Source:
https://scmp.com/news/hong-kong/politics/article/3040069/former-chairman-hong-kongs-biggest-pro-establishment-party
Hong Kong/ Politics

Former chairman of Hong Kong’s biggest pro-establishment party says election humiliation was ‘not a bad thing’

  • DAB founder Jasper Tsang says loss can serve as a reminder that members had to fight for voters’ support
Dana Lau She-sing, New People's Party, former DAB chairman Jasper Tsang, businessman, Marco Lee, lawmakers Roy Kwong Chun-yu and Rebecca Chan Hoi-yan, and Michael Mo Kwan-Tai from Tuen Mun District Council, at the CityVoice seminar in Admiralty. Photo: Xiaomei Chen

The humiliating defeat of Hong Kong’s largest pro-establishment party in the district council elections was “not a bad thing”, its former chairman said.

Rather it was a reminder that party members have to fight as hard as their founders did 20 years ago.

Jasper Tsang Yok-sing gave his advice to fellow party members at the CityVoice seminar on Saturday, after the Democratic Alliance for the Betterment and Progress of Hong Kong (DAB) suffered its largest defeat, winning 21 seats, down from the 119 seats in the previous election.

In contrast, the pro-democracy camp gained unprecedented control of 17 of the 18 district councils in the city.

At the forum on Hong Kong’s future, the former Legislative Council president said he was not worried about the loss, but instead hinted the party which once held more seats than all its rivals had forgotten the hard-fought battle when it was first established in 1992.

“When we first established DAB, we put on a hard fight in every seat.
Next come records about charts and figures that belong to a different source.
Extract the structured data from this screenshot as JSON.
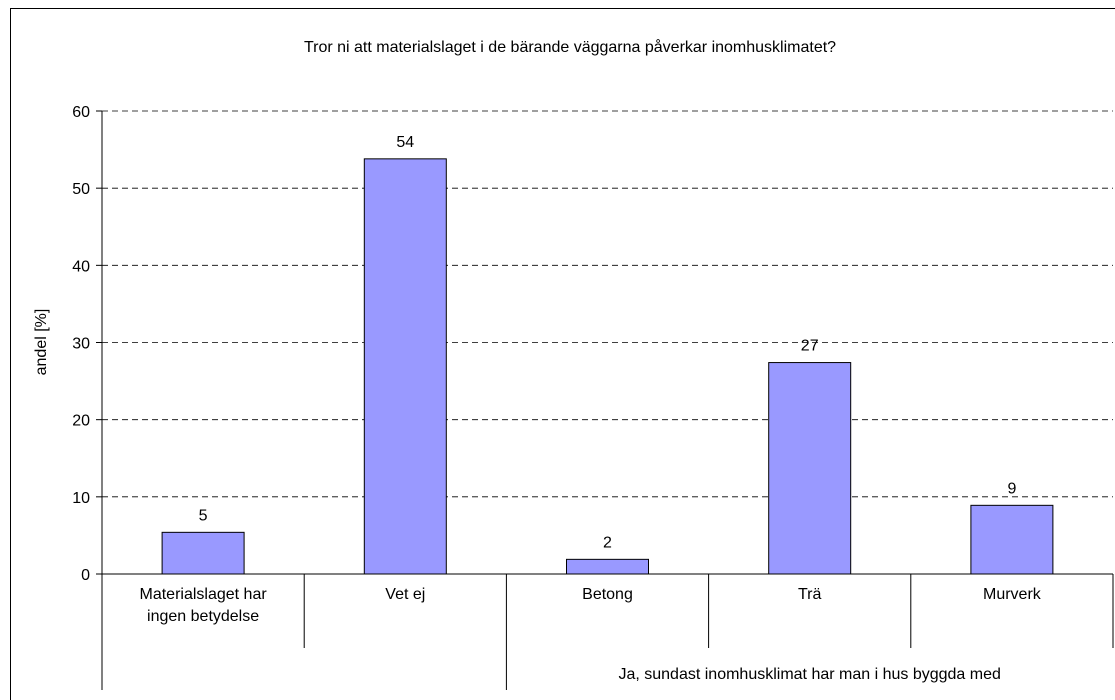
{
  "chart_data": {
    "type": "bar",
    "title": "Tror ni att materialslaget i de bärande väggarna påverkar inomhusklimatet?",
    "y_label": "andel [%]",
    "categories": [
      "Materialslaget har ingen betydelse",
      "Vet ej",
      "Betong",
      "Trä",
      "Murverk"
    ],
    "values": [
      5.4,
      53.8,
      1.9,
      27.4,
      8.9
    ],
    "value_labels": [
      "5",
      "54",
      "2",
      "27",
      "9"
    ],
    "x_group_label": "Ja, sundast inomhusklimat har man i hus byggda med",
    "color": "#9999ff",
    "ylim": [
      0,
      60
    ],
    "yticks": [
      0,
      10,
      20,
      30,
      40,
      50,
      60
    ],
    "grid": true
  }
}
Defeat was expected, and victory was taken as a pleasant surprise,” Tsang said. “There’s no other way, but win voters’ support.”

Lawmaker Tanya Chan (far left) takes part in a panel discussion at the CityVoice seminar in Admiralty alongside Frankie Ngan Man-yu, a DAB district councillor, political scientist Derek Yuen, former political assistant Chan Chi-yuen, and Basic Law Committee member Albert Chen. Photo: Xiaomei Chen
Lawmaker Tanya Chan (far left) takes part in a panel discussion at the CityVoice seminar in Admiralty alongside Frankie Ngan Man-yu, a DAB district councillor, political scientist Derek Yuen, former political assistant Chan Chi-yuen, and Basic Law Committee member Albert Chen. Photo: Xiaomei Chen

The DAB founding chairman said he and his peers fought hard in different polls in the 1990s, as Hongkongers lost confidence in pro-Beijing politicians after the Tiananmen crackdown in Beijing in 1989. The party eventually made some major advances in the legislature in 1998.

But, he also said the entire pro-establishment bloc had won a roughly 40 per cent of share of votes in last weekend’s elections, and their supporters would be watching how the pan-democrats performed.

“The non-establishment camp is now under the watch of not just from the pro-establishment-turned-opposition, but first and foremost of the voters,” he said.

Pro-democracy lawmakers’ convenor and Civic Party lawmaker Tanya Chan, who spoke at a parallel session at the same event, hoped her camp would seize the chance and treat the district councils as a “testing ground” for them to govern the city.

Chan’s own party won 32 seats in the election, becoming the second largest party at the district level.

“We have talked about the principle of Hong Kong people ruling Hong Kong,” she said. “Maybe we start within districts, by empowering the supposedly consultative councils and driving for some changes in the system.”

She urged all pan-democrats to think about the way forward, how to use the power and resources at their disposal, and to “realise our ideal”.

Chan said her party had considered pushing for changes in the declaration of interests system, and to the rules of procedure for council meetings.

Legal scholar Albert Chen Hung-yee of the University of Hong Kong, speaking during Chan’s session, said many had doubts over the future of “one country, two systems” amid the ongoing political crisis.

The member of the Basic Law Committee, which advises the national legislature’s top body, pointed out that the “deep-seated conflict” of the ruling principle was the confrontation between “two systems” in the political and cultural sense, as opposed to problems in livelihood issues often cited by the state media and the pro-Beijing bloc.

“The mainland has been running an authoritarian system, while the system in Hong Kong is considered on a par with the western world,” he said.

He believed the only way out was both sides building mutual respect and narrowing their differences through dialogue.